As in life the only two certainties are death and taxes, in litigation there is one certainty: Mediation. Mediation has virtually replaced trials. Every case is likely to be ordered to undergo one mediation - and sometimes - two mediations. While this process is fair and effective for certain types of litigation and especially is so late in the litigation process, early mediation is far from fair (though still somewhat effective) for single plaintiff employment law cases.

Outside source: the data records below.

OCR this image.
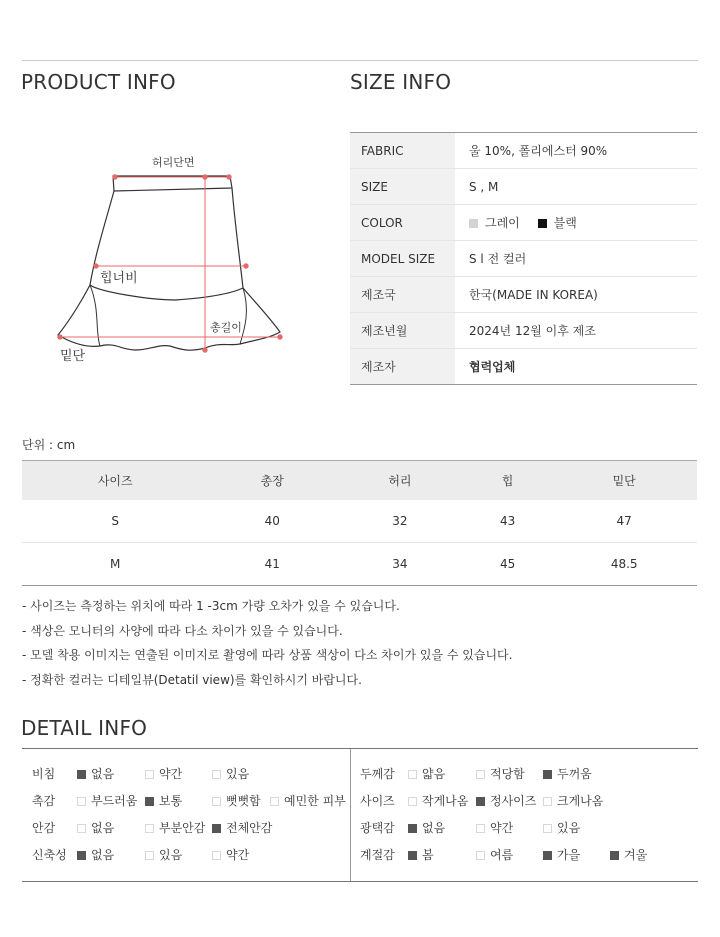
PRODUCT INFO	SIZE INFO
허리단면
힙너비
총길이
밑단
FABRIC	울 10%, 폴리에스터 90%
SIZE	S , M
COLOR	그레이 블랙
MODEL SIZE	S l 전 컬러
제조국	한국(MADE IN KOREA)
제조년월	2024년 12월 이후 제조
제조자	협력업체
단위 : cm
사이즈	총장	허리	힙	밑단
S	40	32	43	47
M	41	34	45	48.5
- 사이즈는 측정하는 위치에 따라 1 -3cm 가량 오차가 있을 수 있습니다.
- 색상은 모니터의 사양에 따라 다소 차이가 있을 수 있습니다.
- 모델 착용 이미지는 연출된 이미지로 촬영에 따라 상품 색상이 다소 차이가 있을 수 있습니다.
- 정확한 컬러는 디테일뷰(Detatil view)를 확인하시기 바랍니다.
DETAIL INFO
비침	없음	약간	있음
촉감	부드러움	보통	뻣뻣함	예민한 피부
안감	없음	부분안감	전체안감
신축성	없음	있음	약간
두께감	얇음	적당함	두꺼움
사이즈	작게나옴	정사이즈	크게나옴
광택감	없음	약간	있음
계절감	봄	여름	가을	겨울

In fact, early mediation (i.e. mediation that occurs before meaningful exchange of documents and information) of employment cases comes dangerously close to a kangaroo court - especially for an unrepresented Plaintiff (a situation which frequently arises in the context of EEOC mediations). The reason for this is simple. The employer shows up with its corporate counsel and some very high level managerial or human resources employee - but no individuals who are fact witnesses for the employer's case. The plaintiff, however, appears sometimes with a lawyer but as the only source of first-hand factual information about his or her lawsuit. That is, when the mediator is learning about a legal claim, he or she can ask questions of and gauge the credibility of the plaintiff. But when the mediator goes to talk to the employer's mediation team, the employer's side of the story is hearsay and perhaps even the result of a game of telephone. That is because there is no person usually available to give first hand factual information to the mediator during the mediation on behalf of the employer. Instead, half-truths or misunderstandings or wishful thinking can drive the corporations narrative at the mediation whose goal it is to get the plaintiff to settle his or her case for peanuts -- maybe even at the expense of the truth.
This creates a very unbalanced process for a mediator whose job is to be evaluative of the merits of a claim, and disadvantages the plaintiff/claimant because there is no reasonable factual certainty that can come from the employer to respond to the plaintiff in the course of a mediation negotiation. Instead the employer is often able to present their "perfect" hoped for defense -- which may not even be remotely sustainable by the actual evidence after documents are exchanged and witnesses deposed. This is problematic in early mediation because the employer usually holds all the emails and records that could undermine its case, but surely won't disclose them beforehand. The employees (i.e. the Plaintiff) typically do not get access to this information until later in the litigation process, and often, only after court intervention.
Considering this, courts and mediators should be weary about their approach to early mediation of such cases and take proactive steps to level the informational playing field ahead of time. This will help ensure mediation is a fair process and less subject to fanciful factual interpretations by corporate defendants which employee plaintiff's are powerless to contradict in the early stages of litigation.